Meeting the requirements of the Energy Saving Ordinance in an exemplary manner

The provisions of the Energy Saving Ordinance have been tightened up considerably since the start of the year, influencing the design of the heat supply in a building. Fossil-fuel-based solutions are thus scarcely capable of implementation any more.
Efficient air-to-water and air-to-air heat pumps are the only heat sources that ideally satisfy the statutory requirements. More than this, their permanently low operating costs make them an economically attractive alternative to conventional heating systems.

  • SEER of up to 6.7
  • SCOP of up to 3.9

The answer to the F-Gas Regulation

The new F-gas Regulation, which entered into force on 1 January 2015, is intended to reduce fluorinated greenhouse gases by 80-95% by the year 2050 and generate incentives for the use of climate-friendly alternatives. In order to achieve these goals, the volume of partly fluorinated hydrocarbons available on the market has been subject to initial limitations since 2015 and will subsequently be reduced step by step. This regulation affects party fluorinated hydrocarbons for the use as refrigerants and as propellants for insulating materials in special applications. This ‘phase-down’ is the core element of the new EU F-gas Regulation.

The answer to the F-Gas Regulation

The VRF systems with R410A: still an excellent choice

It is clear that the new requirements of the F-gas Regulation will lead to radical changes in the refrigeration sector, along with further new technological challenges.

The key question is this: will VRF systems remain the medium of choice in the future? The answer is a clear yes – for a whole host of reasons:

The VRF systems are only affected by the Regulation in terms of the phase-down, which will restrict the volume of refrigerant entering the market. The phase-down does not affect refrigerant that has already been produced, is already on the market and is being re-used.

Systems with R410A can continue to be placed on the market without any restrictions. From 1 January 2020, only the installation of new systems with a GWP (Global Warming Potential) of over 2,500 will be prohibited. R410A features a GWP of 2,088 and is therefore considerably below this limit value.

Learn more about GWP

VRF systems can continue to be operated and maintained without any restrictions, provided that the refrigerant in these systems has a GWP value below 2,500. The R410A used in Mitsubishi Electric systems has a GWP of 2,088. Modern VRF systems that are properly installed also feature very low rates of refrigerant loss caused by leakage, amounting to less than 1% per year.

Thanks to their high energy efficiency, VRF systems ensure a low level of energy consumption and thus contribute indirectly to reducing greenhouse gas emissions. The new City Multi outdoor units have been developed with a focus on seasonal efficiency, resulting in efficiency improvements of up to 47% in cooling mode and up to 21% in heating mode.

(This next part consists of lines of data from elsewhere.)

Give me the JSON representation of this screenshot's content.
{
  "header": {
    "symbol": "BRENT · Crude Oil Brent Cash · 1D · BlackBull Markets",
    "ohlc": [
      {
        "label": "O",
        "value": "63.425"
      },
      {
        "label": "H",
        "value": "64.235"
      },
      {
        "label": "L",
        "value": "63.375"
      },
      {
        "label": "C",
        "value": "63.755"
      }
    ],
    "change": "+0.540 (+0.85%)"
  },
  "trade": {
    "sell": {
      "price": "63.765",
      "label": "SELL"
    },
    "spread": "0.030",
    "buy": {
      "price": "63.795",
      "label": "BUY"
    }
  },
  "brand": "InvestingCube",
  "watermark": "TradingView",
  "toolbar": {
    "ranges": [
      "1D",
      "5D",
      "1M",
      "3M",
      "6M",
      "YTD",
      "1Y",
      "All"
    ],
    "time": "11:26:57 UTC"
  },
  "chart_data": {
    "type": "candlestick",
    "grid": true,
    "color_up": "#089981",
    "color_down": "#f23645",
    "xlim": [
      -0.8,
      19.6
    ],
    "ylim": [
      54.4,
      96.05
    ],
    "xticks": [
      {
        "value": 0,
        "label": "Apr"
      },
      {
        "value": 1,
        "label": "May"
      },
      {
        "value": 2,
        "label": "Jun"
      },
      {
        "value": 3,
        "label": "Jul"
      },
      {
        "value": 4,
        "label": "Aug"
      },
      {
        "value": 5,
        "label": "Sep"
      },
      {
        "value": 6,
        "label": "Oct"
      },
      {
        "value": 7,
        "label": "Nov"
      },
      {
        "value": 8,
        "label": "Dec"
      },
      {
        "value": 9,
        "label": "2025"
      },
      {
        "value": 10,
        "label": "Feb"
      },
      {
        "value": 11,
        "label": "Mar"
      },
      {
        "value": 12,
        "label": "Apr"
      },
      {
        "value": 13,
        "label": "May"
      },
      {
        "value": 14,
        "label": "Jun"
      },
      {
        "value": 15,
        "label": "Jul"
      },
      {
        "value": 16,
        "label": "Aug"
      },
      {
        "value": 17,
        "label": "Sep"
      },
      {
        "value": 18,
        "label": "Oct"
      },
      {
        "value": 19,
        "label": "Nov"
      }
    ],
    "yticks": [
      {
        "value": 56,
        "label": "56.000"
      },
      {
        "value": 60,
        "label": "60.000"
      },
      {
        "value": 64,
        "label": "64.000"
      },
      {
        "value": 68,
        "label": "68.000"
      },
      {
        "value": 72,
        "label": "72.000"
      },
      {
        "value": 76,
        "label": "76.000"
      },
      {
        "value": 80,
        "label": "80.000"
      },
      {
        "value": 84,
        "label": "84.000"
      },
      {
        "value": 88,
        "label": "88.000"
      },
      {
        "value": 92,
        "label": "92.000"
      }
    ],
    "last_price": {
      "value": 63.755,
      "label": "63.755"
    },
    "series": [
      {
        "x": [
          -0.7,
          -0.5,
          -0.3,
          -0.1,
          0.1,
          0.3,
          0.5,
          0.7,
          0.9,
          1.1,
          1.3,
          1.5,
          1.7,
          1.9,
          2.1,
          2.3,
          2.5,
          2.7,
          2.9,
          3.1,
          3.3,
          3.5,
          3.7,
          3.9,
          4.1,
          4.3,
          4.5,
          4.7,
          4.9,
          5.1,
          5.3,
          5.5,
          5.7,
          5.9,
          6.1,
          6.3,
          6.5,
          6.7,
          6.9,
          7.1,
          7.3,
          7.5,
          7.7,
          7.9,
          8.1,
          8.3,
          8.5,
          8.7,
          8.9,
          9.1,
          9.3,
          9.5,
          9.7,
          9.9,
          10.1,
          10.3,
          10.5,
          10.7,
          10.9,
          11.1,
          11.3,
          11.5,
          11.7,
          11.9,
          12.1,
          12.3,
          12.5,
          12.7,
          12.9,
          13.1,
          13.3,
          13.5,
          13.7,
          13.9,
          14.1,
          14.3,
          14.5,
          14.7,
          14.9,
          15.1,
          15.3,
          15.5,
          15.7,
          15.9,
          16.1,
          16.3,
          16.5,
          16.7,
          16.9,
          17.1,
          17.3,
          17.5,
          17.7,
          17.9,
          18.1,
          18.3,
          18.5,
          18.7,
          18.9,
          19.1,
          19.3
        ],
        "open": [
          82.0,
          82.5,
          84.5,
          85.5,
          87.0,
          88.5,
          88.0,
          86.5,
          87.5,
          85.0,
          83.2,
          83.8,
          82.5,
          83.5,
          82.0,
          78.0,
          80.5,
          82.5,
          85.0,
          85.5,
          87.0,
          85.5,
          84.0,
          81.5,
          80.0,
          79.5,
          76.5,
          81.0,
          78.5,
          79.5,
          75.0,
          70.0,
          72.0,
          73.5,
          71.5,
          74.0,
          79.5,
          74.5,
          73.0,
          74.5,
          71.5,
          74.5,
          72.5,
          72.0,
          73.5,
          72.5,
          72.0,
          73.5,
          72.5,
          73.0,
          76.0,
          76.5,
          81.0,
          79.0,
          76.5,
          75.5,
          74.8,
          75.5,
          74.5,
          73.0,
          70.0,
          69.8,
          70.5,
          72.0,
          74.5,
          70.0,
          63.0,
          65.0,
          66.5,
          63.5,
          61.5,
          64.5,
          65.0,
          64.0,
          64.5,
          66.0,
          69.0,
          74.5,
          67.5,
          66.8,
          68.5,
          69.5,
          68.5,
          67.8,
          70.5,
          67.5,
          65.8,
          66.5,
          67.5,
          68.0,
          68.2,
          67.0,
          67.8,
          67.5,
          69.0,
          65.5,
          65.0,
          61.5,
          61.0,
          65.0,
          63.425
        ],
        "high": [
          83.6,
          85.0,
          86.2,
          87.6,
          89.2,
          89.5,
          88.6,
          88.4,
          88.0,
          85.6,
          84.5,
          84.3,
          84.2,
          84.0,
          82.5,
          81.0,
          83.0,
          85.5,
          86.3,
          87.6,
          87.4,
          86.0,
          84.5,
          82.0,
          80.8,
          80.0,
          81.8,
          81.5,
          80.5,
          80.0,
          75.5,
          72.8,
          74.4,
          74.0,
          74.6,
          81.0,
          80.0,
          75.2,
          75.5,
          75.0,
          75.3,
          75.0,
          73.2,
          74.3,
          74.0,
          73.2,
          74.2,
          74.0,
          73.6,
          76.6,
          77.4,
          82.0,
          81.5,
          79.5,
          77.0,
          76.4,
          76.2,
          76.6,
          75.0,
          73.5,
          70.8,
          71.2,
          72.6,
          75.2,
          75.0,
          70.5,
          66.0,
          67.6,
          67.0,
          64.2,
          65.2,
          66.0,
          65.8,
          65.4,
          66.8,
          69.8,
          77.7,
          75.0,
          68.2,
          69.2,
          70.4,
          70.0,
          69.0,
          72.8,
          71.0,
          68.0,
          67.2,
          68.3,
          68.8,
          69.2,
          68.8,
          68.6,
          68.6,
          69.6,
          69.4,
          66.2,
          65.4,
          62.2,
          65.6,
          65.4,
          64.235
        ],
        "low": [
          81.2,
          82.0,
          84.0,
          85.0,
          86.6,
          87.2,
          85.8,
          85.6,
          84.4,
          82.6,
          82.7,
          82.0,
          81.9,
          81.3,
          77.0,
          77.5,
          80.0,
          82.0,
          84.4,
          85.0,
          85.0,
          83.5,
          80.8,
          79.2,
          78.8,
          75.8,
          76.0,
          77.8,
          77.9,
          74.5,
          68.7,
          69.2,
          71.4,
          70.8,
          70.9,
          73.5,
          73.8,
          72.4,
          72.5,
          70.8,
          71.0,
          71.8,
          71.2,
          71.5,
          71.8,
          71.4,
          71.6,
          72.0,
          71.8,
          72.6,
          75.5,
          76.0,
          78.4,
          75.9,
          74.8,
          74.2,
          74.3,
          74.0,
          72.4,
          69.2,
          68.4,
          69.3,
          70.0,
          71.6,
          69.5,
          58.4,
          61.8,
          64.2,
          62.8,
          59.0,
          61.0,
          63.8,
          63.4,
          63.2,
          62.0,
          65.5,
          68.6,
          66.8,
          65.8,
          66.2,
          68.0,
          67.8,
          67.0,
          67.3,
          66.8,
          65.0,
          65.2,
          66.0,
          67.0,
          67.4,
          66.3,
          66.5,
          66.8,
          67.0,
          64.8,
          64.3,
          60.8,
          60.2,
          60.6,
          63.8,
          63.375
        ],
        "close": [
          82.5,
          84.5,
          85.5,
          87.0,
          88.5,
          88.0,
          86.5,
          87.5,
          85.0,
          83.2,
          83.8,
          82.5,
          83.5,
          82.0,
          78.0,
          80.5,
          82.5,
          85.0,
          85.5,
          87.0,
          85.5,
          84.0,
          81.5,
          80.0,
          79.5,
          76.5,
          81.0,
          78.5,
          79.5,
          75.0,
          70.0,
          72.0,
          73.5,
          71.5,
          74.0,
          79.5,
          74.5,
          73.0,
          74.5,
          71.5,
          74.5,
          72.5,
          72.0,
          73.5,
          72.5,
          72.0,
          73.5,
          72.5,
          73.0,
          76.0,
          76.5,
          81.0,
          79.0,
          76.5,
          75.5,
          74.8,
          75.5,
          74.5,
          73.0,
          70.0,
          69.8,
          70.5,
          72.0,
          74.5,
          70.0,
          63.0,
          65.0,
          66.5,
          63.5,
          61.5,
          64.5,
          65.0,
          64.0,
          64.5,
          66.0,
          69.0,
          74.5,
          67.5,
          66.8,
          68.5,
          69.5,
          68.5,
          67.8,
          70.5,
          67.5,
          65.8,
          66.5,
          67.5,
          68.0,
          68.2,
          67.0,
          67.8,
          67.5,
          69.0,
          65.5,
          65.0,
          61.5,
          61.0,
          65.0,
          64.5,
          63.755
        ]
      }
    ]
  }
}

Mitsubishi Electric products must also meet the strictest requirements in terms of operating reliability and the highest demands relating to energy efficiency. The potential applications of alternative refrigerants and new technologies are subject to ongoing testing and further development according to these conditions.

The Hybrid City Multi system (HVRF) uses R2 technology to combine the benefits of a direct evaporation system with those of a water-based system. The advantages of this are clear: this system ensures that you are ideally prepared for future requirements. Thanks to the significantly lower volume of refrigerant, we are already making an active contribution to reducing emissions of fluorinated greenhouse gases today.

The (relative) Global Warming Potential, known as GWP, states the extent to which a specific volume of a greenhouse gas contributes to global warming. In line with the definition, the mean warming impact is generally considered over a period of 100 years.

Carbon dioxide provides the reference value, with a Global Warming Potential of 1 according to the definition. In terms of the contribution made to the greenhouse effect by a specific volume of the gas that is emitted into the atmosphere, the GWP value indicates how many times stronger or weaker this contribution is compared with that made by an identical volume of CO2. For example, methane has a Global Warming Potential of 23 over a time scale of 100 years. That means that 1 kilogramme of methane would have 23 times the impact on the greenhouse effect over this period than 1 kilogramme of CO2.